Lily’s expression was perfectly calm—no blush, no glance about to see if anyone had noticed. Surely, my imagination had exaggerated his touch, blown it up into something more intimate than it really was. Lily loved Leo. Of that there could be no doubt.
Treadwell was Leo’s closest friend and a gentleman. Not that a gentleman couldn’t be a bounder, but Lily had no interest in men who had nothing with which to occupy themselves but their own entertainment. She wanted a man like our father, who worked and made something of himself. I undoubtedly imagined the incident and should put it out of my mind. I glanced around to see if anyone else had noticed and caught Eliza just as she turned away, her lips tightly compressed. Perhaps I hadn’t imagined it. Would she say something to Lily? Or worse, to Leo?

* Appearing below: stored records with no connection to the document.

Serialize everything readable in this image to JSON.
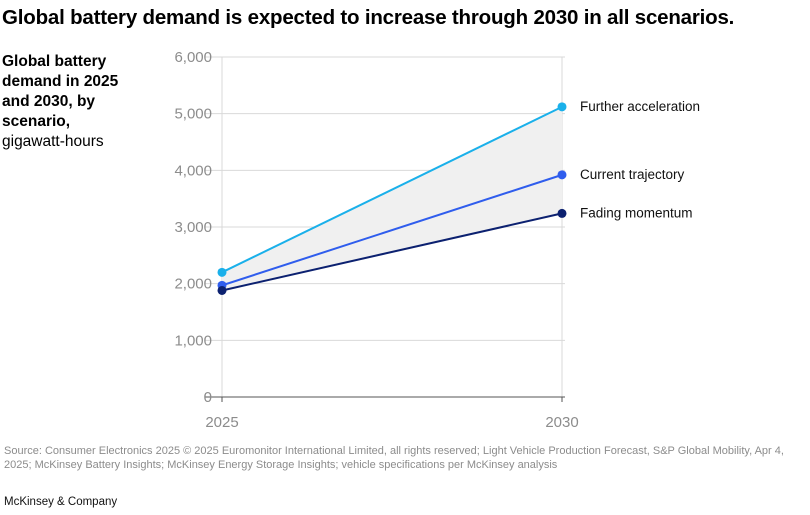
{
  "title": "Global battery demand is expected to increase through 2030 in all scenarios.",
  "ylabel_bold": "Global battery demand in 2025 and 2030, by scenario,",
  "ylabel_unit": "gigawatt-hours",
  "source": "Source: Consumer Electronics 2025 © 2025 Euromonitor International Limited, all rights reserved; Light Vehicle Production Forecast, S&P Global Mobility, Apr 4, 2025; McKinsey Battery Insights; McKinsey Energy Storage Insights; vehicle specifications per McKinsey analysis",
  "brand": "McKinsey & Company",
  "chart_data": {
    "type": "line",
    "x": [
      "2025",
      "2030"
    ],
    "ylim": [
      0,
      6000
    ],
    "yticks": [
      0,
      1000,
      2000,
      3000,
      4000,
      5000,
      6000
    ],
    "ytick_labels": [
      "0",
      "1,000",
      "2,000",
      "3,000",
      "4,000",
      "5,000",
      "6,000"
    ],
    "grid": true,
    "shaded_range": "between Fading momentum and Further acceleration",
    "series": [
      {
        "name": "Further acceleration",
        "values": [
          2200,
          5120
        ],
        "color": "#1ab0ea"
      },
      {
        "name": "Current trajectory",
        "values": [
          1970,
          3920
        ],
        "color": "#2f5ded"
      },
      {
        "name": "Fading momentum",
        "values": [
          1880,
          3240
        ],
        "color": "#0c2170"
      }
    ],
    "shade_color": "#f0f0f0",
    "grid_color": "#d9d9d9"
  }
}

“Clara, can’t you see you’re crowding Lady Harleigh?” Eliza’s tone was sharp.
This brought me from my reverie to see the girl leaning almost into my lap and nearly clipping my jaw as she shot back into her seat.
“I am not,” she said.
“You were.”
The balance of the trip continued in this manner. A short silence, followed by bickering, followed by admonishments, and a full-scale argument. When Eliza snapped at her sisters, I wondered if she was truly annoyed with them, or upset by Treadwell’s forward behavior to Lily, and taking her anger out on the girls. By the time we arrived at the Harroway station, I had reached the end of my tether and could not have suffered their company for another mile.